Его взгляд часто обращался в сторону Черной горы. Страх снова настиг его. Люди потеряли его след. Он мог больше не бояться их, однако страх его разыскал. Теперь этот страх принял иное обличье, он не был таким обнаженным, но зато от него невозможно было спастись. Жюльен думал одновременно о горе, где умер Каранто, и о берегах озера Лампи. Все в его голове переплелось, перемешалось, спуталось, но все в конечном счете сводилось к этому чувству страха, который родился в лесу и теперь угнетал его.

Миновала еще неделя. Теперь во время свиданий Сильвия и Жюльен угрюмо молчали; не говоря ни слова, они проводили час-другой в парке, где деревья и кусты уже были в осеннем багряном уборе, где жгли опавшие листья и по вечерам к небу поднимались клубы серого дыма.

Как-то днем на пост наблюдения пришел незнакомый крестьянин.
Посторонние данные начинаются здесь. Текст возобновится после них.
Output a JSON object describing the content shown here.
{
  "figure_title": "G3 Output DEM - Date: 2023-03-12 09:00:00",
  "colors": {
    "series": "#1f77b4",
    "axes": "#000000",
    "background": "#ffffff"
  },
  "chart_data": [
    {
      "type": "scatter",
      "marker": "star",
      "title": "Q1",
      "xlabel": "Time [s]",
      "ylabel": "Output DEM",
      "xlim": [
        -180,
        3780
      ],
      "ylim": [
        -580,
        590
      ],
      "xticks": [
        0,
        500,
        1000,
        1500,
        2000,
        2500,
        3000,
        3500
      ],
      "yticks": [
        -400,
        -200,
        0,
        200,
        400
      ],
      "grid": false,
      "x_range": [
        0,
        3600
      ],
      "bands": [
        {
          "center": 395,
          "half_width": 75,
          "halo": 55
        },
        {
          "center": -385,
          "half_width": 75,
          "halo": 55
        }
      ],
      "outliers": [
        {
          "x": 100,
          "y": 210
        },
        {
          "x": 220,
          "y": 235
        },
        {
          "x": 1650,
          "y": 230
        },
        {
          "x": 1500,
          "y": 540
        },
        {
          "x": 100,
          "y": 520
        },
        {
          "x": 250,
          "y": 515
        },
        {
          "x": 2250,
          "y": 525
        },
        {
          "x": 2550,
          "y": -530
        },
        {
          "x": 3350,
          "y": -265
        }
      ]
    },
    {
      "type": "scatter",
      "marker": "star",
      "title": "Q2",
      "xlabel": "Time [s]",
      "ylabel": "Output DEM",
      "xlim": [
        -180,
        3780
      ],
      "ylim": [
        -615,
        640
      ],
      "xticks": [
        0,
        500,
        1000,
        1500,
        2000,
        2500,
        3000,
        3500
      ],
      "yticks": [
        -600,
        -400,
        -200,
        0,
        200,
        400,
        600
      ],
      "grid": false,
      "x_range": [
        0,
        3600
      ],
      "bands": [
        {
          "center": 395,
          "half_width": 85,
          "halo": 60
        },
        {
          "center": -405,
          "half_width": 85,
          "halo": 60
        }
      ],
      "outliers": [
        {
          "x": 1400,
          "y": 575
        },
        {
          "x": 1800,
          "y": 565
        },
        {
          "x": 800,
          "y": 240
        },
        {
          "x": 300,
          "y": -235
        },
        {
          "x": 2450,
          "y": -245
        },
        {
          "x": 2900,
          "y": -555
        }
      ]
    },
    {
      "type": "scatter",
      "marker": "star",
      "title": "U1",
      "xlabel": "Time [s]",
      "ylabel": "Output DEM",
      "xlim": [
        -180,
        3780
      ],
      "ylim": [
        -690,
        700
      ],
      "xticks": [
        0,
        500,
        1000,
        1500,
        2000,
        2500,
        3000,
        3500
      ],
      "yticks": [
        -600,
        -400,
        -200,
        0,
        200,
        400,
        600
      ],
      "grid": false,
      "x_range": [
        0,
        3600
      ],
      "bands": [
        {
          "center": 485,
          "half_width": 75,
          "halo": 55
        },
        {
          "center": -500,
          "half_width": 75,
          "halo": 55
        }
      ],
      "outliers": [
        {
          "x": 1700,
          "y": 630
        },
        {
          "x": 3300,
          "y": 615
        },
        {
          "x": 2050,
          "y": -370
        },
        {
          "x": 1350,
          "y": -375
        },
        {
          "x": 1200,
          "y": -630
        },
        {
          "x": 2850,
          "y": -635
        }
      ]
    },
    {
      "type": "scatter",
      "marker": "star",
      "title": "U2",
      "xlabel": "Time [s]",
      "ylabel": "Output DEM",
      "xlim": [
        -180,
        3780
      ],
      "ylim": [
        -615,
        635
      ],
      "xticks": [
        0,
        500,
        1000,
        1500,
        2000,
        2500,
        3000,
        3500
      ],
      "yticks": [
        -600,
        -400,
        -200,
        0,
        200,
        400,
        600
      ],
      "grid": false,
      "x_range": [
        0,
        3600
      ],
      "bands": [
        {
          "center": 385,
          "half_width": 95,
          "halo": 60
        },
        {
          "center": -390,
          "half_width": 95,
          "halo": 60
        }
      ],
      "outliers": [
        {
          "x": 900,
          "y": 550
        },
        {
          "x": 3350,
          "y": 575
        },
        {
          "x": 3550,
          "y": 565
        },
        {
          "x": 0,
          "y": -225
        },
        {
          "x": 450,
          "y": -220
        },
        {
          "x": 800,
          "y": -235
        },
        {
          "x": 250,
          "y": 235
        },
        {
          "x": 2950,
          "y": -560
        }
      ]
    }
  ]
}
Солдаты тотчас же поняли по его выговору, что он земляк Каранто. Он воспользовался грузовиком, ехавшим в Тулузу, чтобы добраться сюда. На вид этому человеку было лет пятьдесят. У него было загорелое, точно вырубленное из камня лицо и большие руки, которые он не знал куда девать.

— Хотелось бы услышать подробности, — сказал он. — Понимаете, мы ничего толком не знаем. Когда пришло это известие, мать бедного паренька сама хотела сюда поехать, но ее удержали. Она уже и тогда была слаба. А потом, поездки — дело накладное да трудное. Может, мы неверно поступили. Кто тут что может сказать. А вскоре она слегла. Это понимать надо, ведь у нее, кроме сына, никого не было. Муж много лет назад ее бросил, уехал с какой-то дрянью. Это понимать надо. Ей так хотелось обо всем разузнать. Вот я и пообещал съездить. Правда, она померла, ну а тут как раз случай представился. Я и поехал.

Он говорил все это монотонно, надолго останавливаясь после каждой фразы. И поочередно оглядывал солдат. Сержант Верпийа подсел к Жюльену. Стиснул ему руку и шепнул:

— Ты только молчи. Молчи.

Крестьянин между тем продолжал:

— Да и нам хотелось бы услышать подробности. Моя дочка и этот паренек, Франсис, были вроде как обручены. Для нее это был такой удар. Да и мы, все мы долго не могли опомниться. Подумать только, такая смерть! Теперь, конечно, странные времена, но все-таки, как ни говори, дезертир… Когда она узнала, что он бежал в горы…

— Не надо думать, что Франсис…

Жюльен не мог больше молчать. Верпийа прервал его и сказал:

— Каранто хотел сделать как лучше. Он только не понял, что можно ведь сопротивляться и тут…

Вскочивший было с места Жюльен снова уселся. К чему говорить? Теперь крестьянин внимательно слушал сержанта. Весь напрягшись, он не сводил с него глаз и, приоткрыв рот, должно быть, восхищался человеком, который так складно выражает свои мысли. Время от времени он покачивал головой, как бы одобряя слова сержанта. Значит, это отец Жоржетты! Жоржетты, о которой мечтал Каранто… Ее имя шептал он, когда из горла у него хлынула кровь. Жюльену хотелось сказать крестьянину, что последней мыслью Франсиса была мысль о его дочери. Верпийа, как видно, понял это.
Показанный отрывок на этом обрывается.